Do Nurses at Advanced Health Care Of Salem Stick Around?

Advanced Health Care of Salem has a staff turnover rate of 50%, which is about average for Utah nursing homes (state average: 46%). Moderate turnover is common in nursing homes, but families should still ask about staff tenure and how the facility maintains care continuity when employees leave.

Was Advanced Health Care Of Salem Ever Fined?

Advanced Health Care of Salem has no federal fines on record. CMS issues fines when nursing homes fail to meet care standards or don't correct problems found during inspections. The absence of fines suggests the facility has either maintained compliance or corrected any issues before penalties were assessed. This is a positive indicator, though families should still review recent inspection reports for the full picture.

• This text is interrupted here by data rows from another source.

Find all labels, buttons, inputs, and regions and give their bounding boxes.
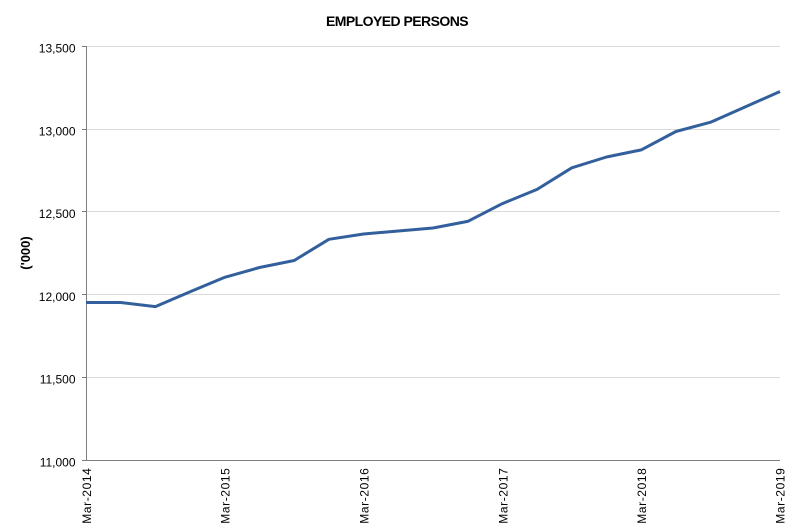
svg-text:Mar-2015: Mar-2015: [219, 468, 233, 524]
svg-text:13,000: 13,000: [39, 124, 76, 138]
svg-text:Mar-2019: Mar-2019: [774, 468, 788, 524]
svg-text:('000): ('000): [18, 236, 33, 269]
svg-text:Mar-2018: Mar-2018: [635, 468, 649, 524]
svg-text:11,000: 11,000: [40, 456, 76, 470]
svg-text:12,500: 12,500: [39, 207, 76, 221]
svg-text:11,500: 11,500: [40, 373, 76, 387]
svg-text:Mar-2017: Mar-2017: [496, 468, 510, 524]
svg-text:13,500: 13,500: [39, 42, 76, 56]
svg-text:12,000: 12,000: [39, 290, 76, 304]
svg-text:Mar-2014: Mar-2014: [80, 468, 94, 524]
svg-text:EMPLOYED PERSONS: EMPLOYED PERSONS: [326, 13, 468, 29]
svg-text:Mar-2016: Mar-2016: [358, 468, 372, 524]
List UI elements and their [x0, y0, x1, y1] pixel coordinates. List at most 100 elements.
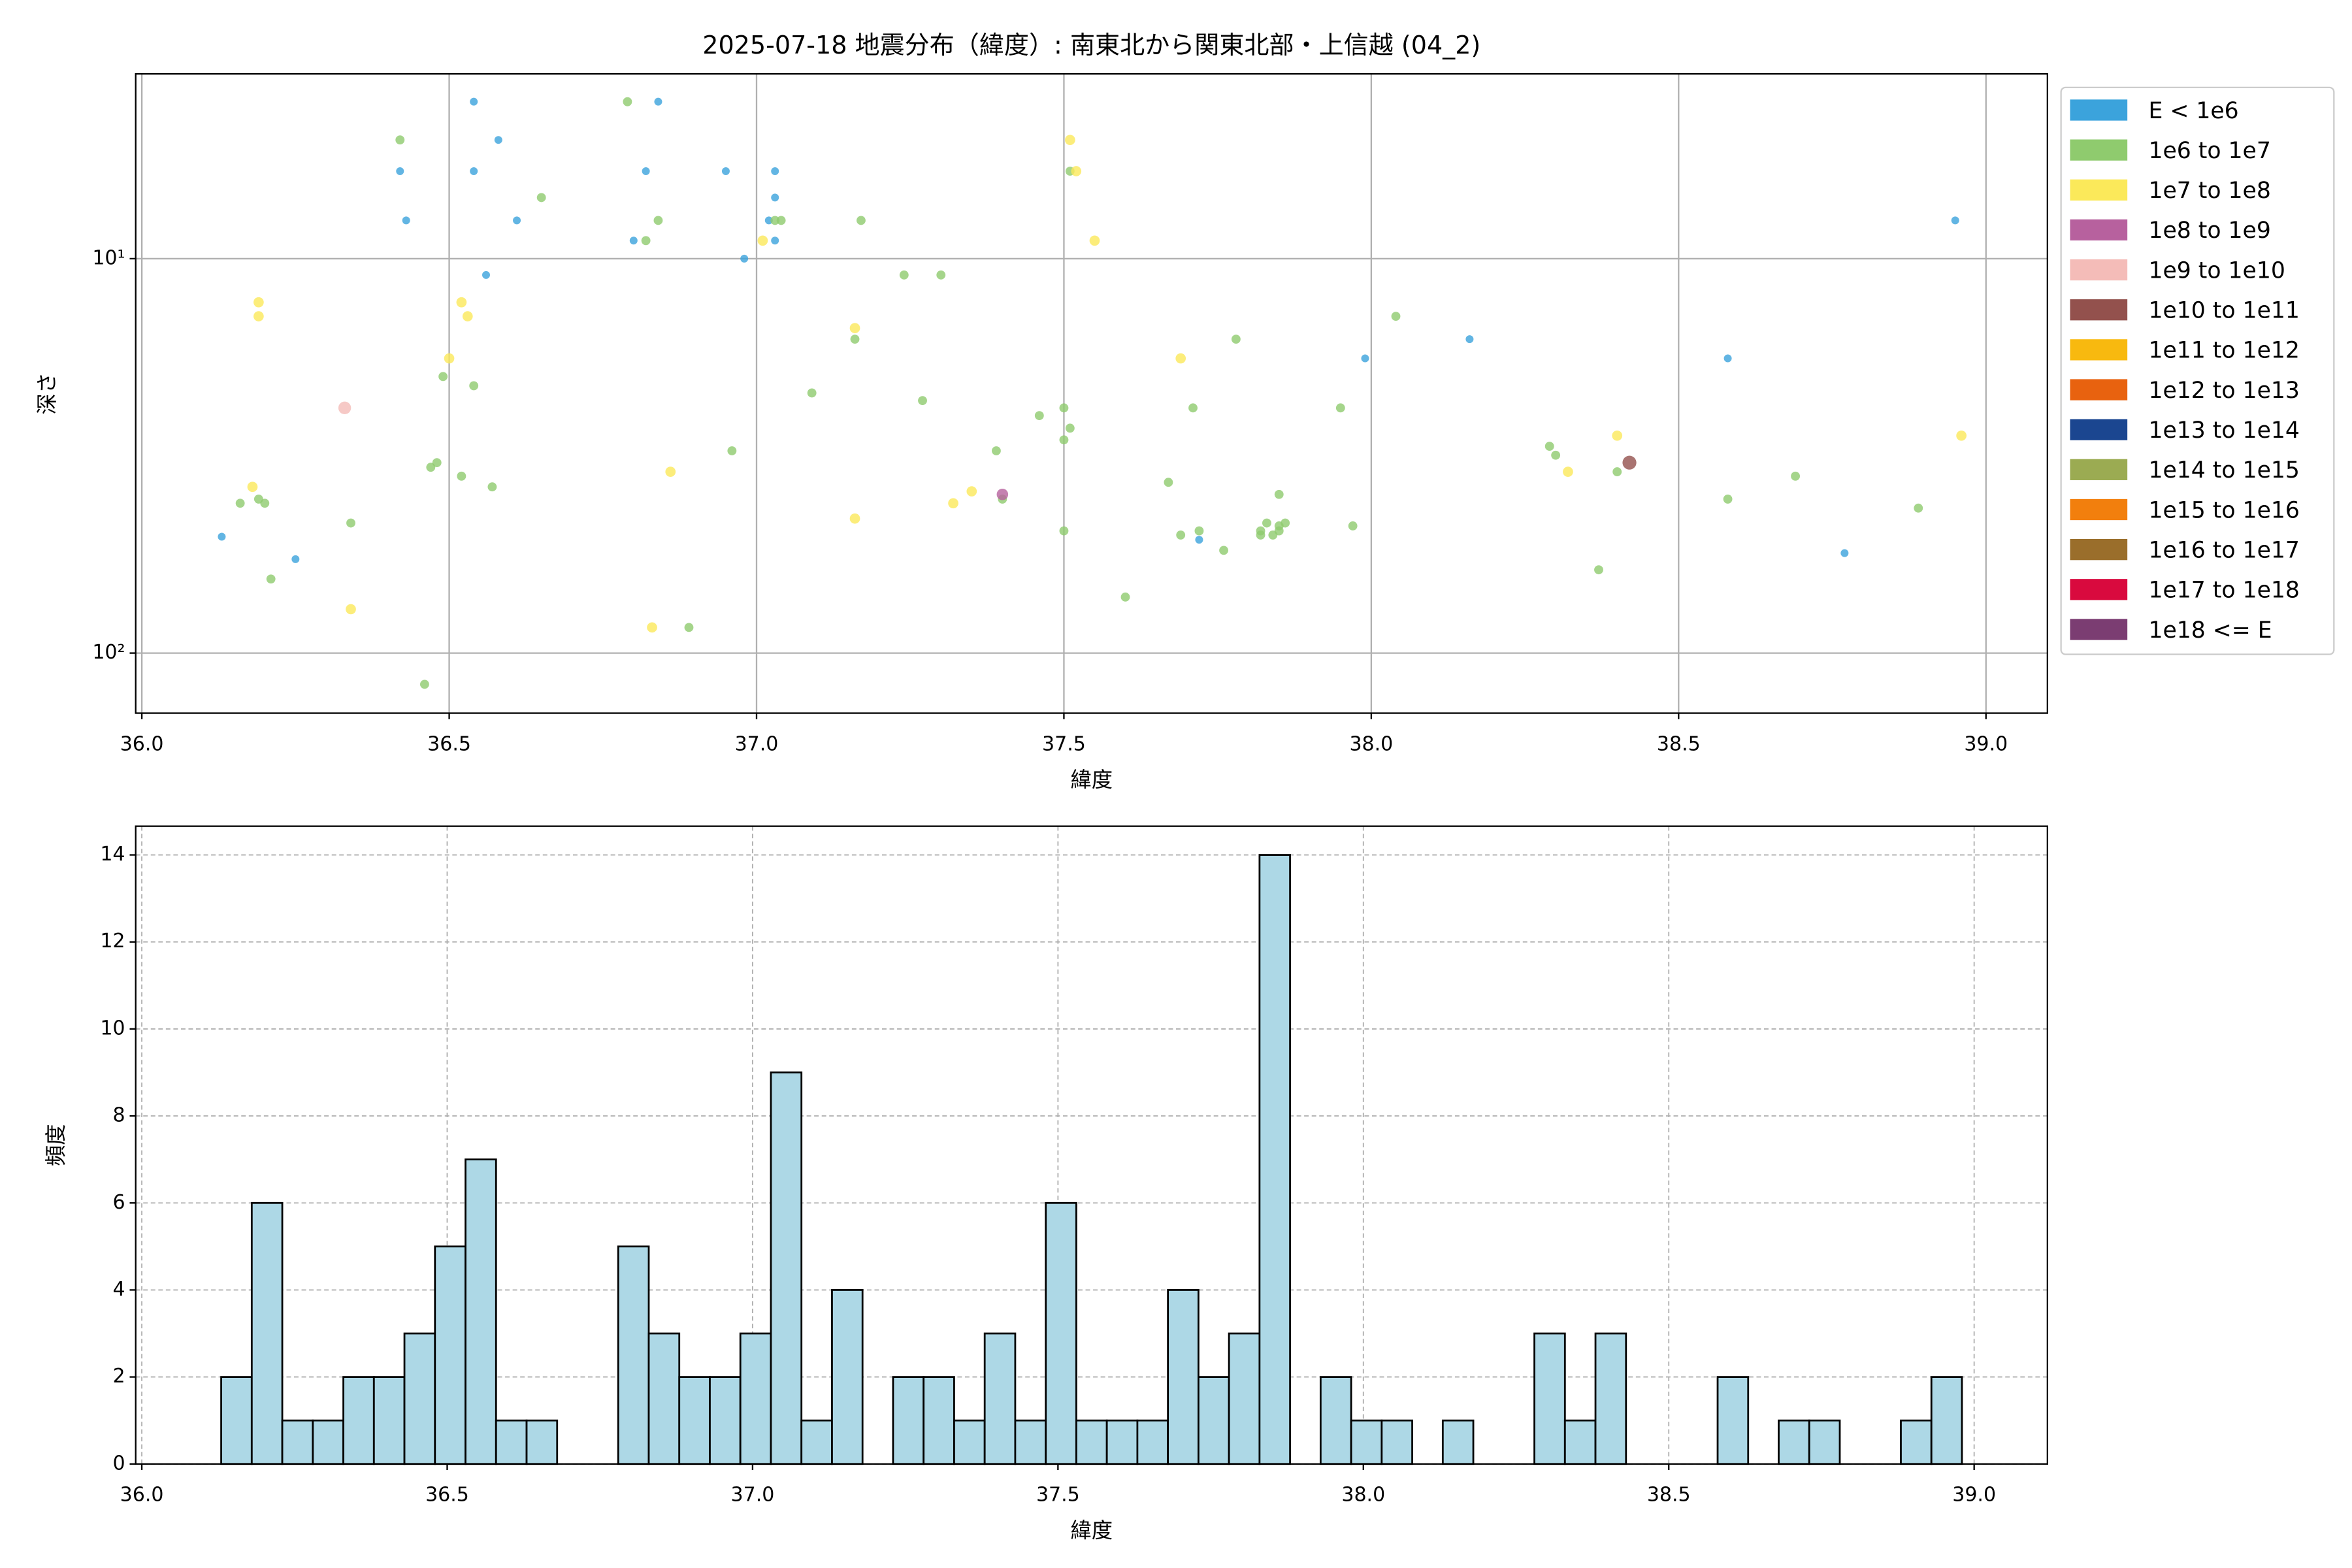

Is Advanced Health Care Of Salem on Any Federal Watch List?

Advanced Health Care of Salem is not on any federal watch list. The most significant is the Special Focus Facility (SFF) program, which identifies the bottom 1% of nursing homes nationally based on persistent, serious quality problems. Not being on this list means the facility has avoided the pattern of deficiencies that triggers enhanced federal oversight. This is a positive indicator, though families should still review the facility's inspection history directly.